4) And why not do it? The American voter is a retard. They don't even realize they're getting totally ripped off by the rich.
I tend to agree that there may well be a deliberate choice of inflation over recession. I've been following public affairs in the US and Europe for many years, and usually, whenever there's discussion of lowering interest rates with the aim of stimulating economic activity, there are voices warning about the inflationary effects. If there are any such voices in the US right now, they certainly aren't being covered by the media.
I am *not* arguing that this is the least-bad choice available to US policymakers at this point. It's been clear for years that the financial community, with active support from the Bush administration, and Greenspan and now Bernanke at the Fed, were driving the US economy into the wall at speed, and I don't think there's any magic wand that anyone can wave at this point to make things better. I was just trying to make the point that the US falling behind Europe as an economy is in large measure a function of the increasingly desperate US monetary policy.
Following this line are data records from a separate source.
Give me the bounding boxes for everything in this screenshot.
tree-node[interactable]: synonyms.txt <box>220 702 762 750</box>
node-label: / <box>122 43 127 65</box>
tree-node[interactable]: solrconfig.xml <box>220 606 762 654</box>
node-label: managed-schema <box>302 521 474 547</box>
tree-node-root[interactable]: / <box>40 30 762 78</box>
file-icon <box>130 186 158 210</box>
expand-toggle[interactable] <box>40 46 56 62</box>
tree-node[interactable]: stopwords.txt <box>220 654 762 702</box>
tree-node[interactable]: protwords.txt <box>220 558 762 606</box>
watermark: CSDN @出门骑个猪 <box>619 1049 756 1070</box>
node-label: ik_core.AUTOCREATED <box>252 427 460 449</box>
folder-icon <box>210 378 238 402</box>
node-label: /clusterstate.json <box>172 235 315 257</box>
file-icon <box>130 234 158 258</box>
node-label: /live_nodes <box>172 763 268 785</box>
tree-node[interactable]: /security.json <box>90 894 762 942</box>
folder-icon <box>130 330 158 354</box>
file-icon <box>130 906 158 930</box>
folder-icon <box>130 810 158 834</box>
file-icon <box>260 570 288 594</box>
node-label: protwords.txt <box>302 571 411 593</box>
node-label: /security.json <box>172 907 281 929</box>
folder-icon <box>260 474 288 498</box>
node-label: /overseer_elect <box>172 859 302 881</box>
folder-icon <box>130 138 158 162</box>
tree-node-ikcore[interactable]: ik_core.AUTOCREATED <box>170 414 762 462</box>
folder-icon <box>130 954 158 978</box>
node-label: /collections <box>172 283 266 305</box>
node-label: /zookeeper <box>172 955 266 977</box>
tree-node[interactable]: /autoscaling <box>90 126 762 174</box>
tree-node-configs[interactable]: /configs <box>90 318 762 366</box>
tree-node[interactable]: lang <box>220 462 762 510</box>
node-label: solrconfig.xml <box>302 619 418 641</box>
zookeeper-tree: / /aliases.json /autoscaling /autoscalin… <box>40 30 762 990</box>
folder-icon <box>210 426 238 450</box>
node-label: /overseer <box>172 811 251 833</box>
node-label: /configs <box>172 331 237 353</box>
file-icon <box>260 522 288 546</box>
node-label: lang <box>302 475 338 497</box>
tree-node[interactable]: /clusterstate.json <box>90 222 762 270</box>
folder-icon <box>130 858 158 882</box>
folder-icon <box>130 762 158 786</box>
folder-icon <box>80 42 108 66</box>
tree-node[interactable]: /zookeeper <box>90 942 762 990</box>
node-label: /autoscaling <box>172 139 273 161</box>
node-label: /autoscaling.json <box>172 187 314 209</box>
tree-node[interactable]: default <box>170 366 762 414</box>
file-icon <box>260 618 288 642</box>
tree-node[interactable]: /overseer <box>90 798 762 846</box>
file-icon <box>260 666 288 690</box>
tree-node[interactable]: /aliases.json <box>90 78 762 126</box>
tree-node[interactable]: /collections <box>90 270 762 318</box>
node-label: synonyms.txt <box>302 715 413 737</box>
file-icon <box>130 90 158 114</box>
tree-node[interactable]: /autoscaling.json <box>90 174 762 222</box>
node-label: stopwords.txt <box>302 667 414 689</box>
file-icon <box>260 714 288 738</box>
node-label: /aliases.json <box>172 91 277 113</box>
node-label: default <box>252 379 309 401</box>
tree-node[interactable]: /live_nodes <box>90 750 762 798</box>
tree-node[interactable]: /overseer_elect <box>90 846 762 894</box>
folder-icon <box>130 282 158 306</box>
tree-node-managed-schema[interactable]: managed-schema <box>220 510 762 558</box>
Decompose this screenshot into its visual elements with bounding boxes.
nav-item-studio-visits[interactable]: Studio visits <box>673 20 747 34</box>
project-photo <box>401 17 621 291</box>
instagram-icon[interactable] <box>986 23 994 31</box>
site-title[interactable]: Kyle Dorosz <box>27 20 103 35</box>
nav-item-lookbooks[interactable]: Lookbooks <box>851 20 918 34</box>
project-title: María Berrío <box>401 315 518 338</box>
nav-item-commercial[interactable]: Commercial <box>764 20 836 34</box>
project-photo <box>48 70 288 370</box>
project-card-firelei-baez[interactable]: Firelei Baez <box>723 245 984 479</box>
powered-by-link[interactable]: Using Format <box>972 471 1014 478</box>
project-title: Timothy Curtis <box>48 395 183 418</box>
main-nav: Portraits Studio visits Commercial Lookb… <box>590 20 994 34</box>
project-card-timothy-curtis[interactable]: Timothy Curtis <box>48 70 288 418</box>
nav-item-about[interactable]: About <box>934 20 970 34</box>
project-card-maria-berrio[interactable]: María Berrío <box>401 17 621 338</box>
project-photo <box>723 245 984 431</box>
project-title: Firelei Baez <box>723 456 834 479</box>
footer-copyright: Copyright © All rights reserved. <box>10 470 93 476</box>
The billionaire necons who pushed the Bush Administration into the insane war with Iraq and persuaded him to deficit finance it to the detriment of future generations, need to be taught a lesson.
One way might be to raise US Federal Income Tax levels on the most wealthy to postwar levels and by the way 1946-63 the top Federal tax rate was always above 90%. Why should the middle classes pay for the profligacy of a few ?
Because the few OWN the Government.
I've no doubt we'll have many similar bits of unpleasant news in the days and months ahead, courtesy of both Messrs. Bush and Cheney as well as their enablers, the Pollyanish Ms. Pelosi and the reliably weak-kneed Senator Reed. Difficult to determine which one lacks a brain and which one lacks courage as we troop down their Yellow Brick Road.